The daily writing quota wasn’t terribly difficult. I could meet the daily goal of 1667 words in about 90 minutes. I do have the luxury of a 32-hour work week, and for me, November is the best month to embark on a writing project as I don’t work very much due to the school schedule. I had a four-day weekend and an entire week off. Because of that, I was able to write more words per day than the minimum. My self-imposed quota during Thanksgiving week was 2500 words per day which I exceeded five days out of seven, with one day being a spectacular 3024-word day. That’s six times the 500-word essay word count.
I didn’t write on four days of the month (November 16 and then November 28-30. Once I hit that quota I flamed out). But except for three or so days, I could sit
down and crank out the words. At this point I’m not sure how good the whole thing is, because one of the other NaNoWriMo rules is you can’t go back and edit during the month. I’m also not finished. I think there another 5000 words or so before I can wrap things up.
But is 50,000 words really a novel? Not really, it’s kind of a novella-length. However, I think that in writing 50,000 words that fast a lot of “fleshing out” is missing, at least for my book. I think I’ve got a good overall structure and when I go back to revise I’ll put in more details. I’ll also fix all my wrong word choices and spelling errors.
I liked the fast pace because it meant I couldn’t waste time on small details which would have tripped me up. For instance, in my book I have a minor character who is a gossip. She appears early on and then pops up near the end. When she emerged again I couldn’t remember her name so rather than looking back to figure out where she was and getting caught up in earlier syntax I just wrote [earlier gossip] instead of her name and moved on. Other characters just got quick placeholder names: Mr. Bioteacher, Ms. Englishclass, etc.
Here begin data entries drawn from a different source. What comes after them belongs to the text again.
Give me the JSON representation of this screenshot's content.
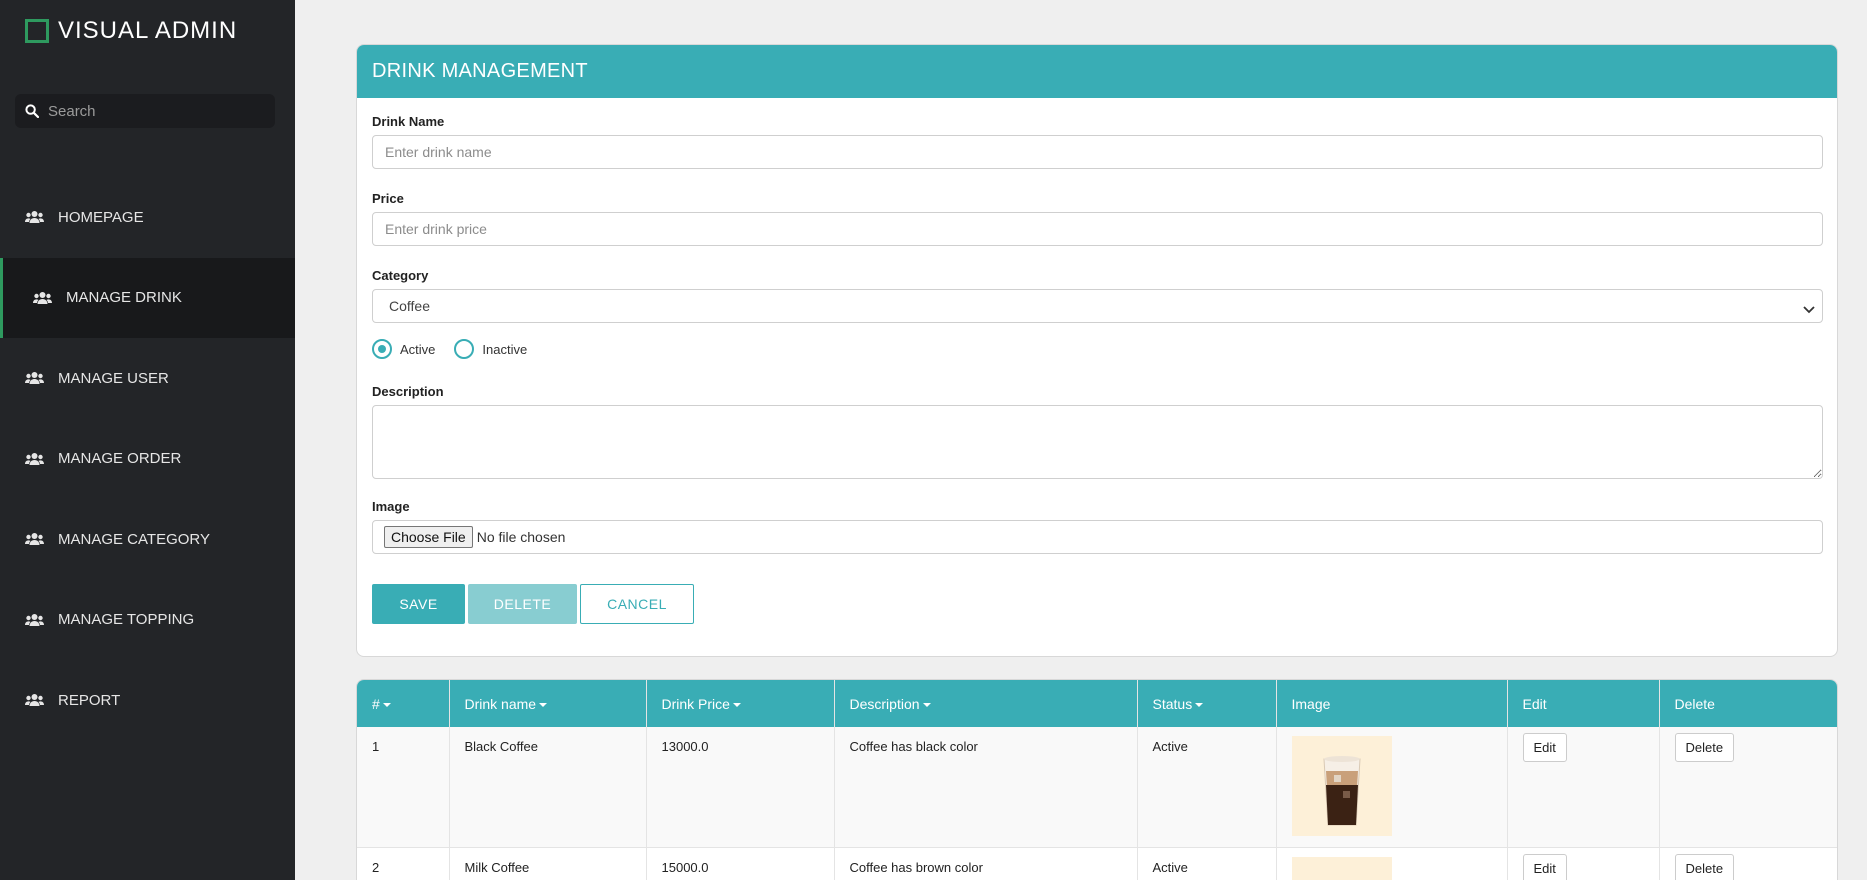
{
  "brand": {
    "title": "VISUAL ADMIN",
    "accent_color": "#2e9a5f"
  },
  "search": {
    "placeholder": "Search",
    "icon": "search-icon"
  },
  "nav": {
    "items": [
      {
        "label": "HOMEPAGE",
        "icon": "users-icon",
        "active": false
      },
      {
        "label": "MANAGE DRINK",
        "icon": "users-icon",
        "active": true
      },
      {
        "label": "MANAGE USER",
        "icon": "users-icon",
        "active": false
      },
      {
        "label": "MANAGE ORDER",
        "icon": "users-icon",
        "active": false
      },
      {
        "label": "MANAGE CATEGORY",
        "icon": "users-icon",
        "active": false
      },
      {
        "label": "MANAGE TOPPING",
        "icon": "users-icon",
        "active": false
      },
      {
        "label": "REPORT",
        "icon": "users-icon",
        "active": false
      }
    ]
  },
  "form": {
    "title": "DRINK MANAGEMENT",
    "header_color": "#39adb5",
    "drink_name": {
      "label": "Drink Name",
      "placeholder": "Enter drink name",
      "value": ""
    },
    "price": {
      "label": "Price",
      "placeholder": "Enter drink price",
      "value": ""
    },
    "category": {
      "label": "Category",
      "selected": "Coffee"
    },
    "status": {
      "active_label": "Active",
      "inactive_label": "Inactive",
      "selected": "Active"
    },
    "description": {
      "label": "Description",
      "value": ""
    },
    "image": {
      "label": "Image",
      "button_label": "Choose File",
      "file_text": "No file chosen"
    },
    "buttons": {
      "save": "SAVE",
      "delete": "DELETE",
      "cancel": "CANCEL"
    }
  },
  "table": {
    "headers": [
      "#",
      "Drink name",
      "Drink Price",
      "Description",
      "Status",
      "Image",
      "Edit",
      "Delete"
    ],
    "rows": [
      {
        "id": "1",
        "name": "Black Coffee",
        "price": "13000.0",
        "description": "Coffee has black color",
        "status": "Active",
        "edit": "Edit",
        "delete": "Delete"
      },
      {
        "id": "2",
        "name": "Milk Coffee",
        "price": "15000.0",
        "description": "Coffee has brown color",
        "status": "Active",
        "edit": "Edit",
        "delete": "Delete"
      }
    ]
  }
}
The fast pace also meant I had to produce every day, even if I felt like what I was writing was crap. Most days when I peeked back (I only peeked, I didn’t revise) it wasn’t nearly as bad as it felt when writing it. And sometimes something brilliant would just happen, a magical trick of the creative process that I have read about for years and was amazed when it happened to me too.
I noticed an interesting difference in attitudes about people participating in NaNoWriMo vs. people who weren’t. NaNoWriMo participants are unfailingly
supportive. It’s like a thing. Whereas I noticed that some regular people
had a lot of questions, most in the vein of “so is anything really going to
come of this?” And for a lot of people, I think no, nothing will come of it, if you define “something” as “getting published.” But I think that the point
of the month isn’t to publish; it’s to create. I think the crazily supportive NaNoWriMo community would agree.
I created a lot over the month. All those words, sure. But also characters were built, relationships were built, story was built. I am happy I made all of those things, and that’s where I win.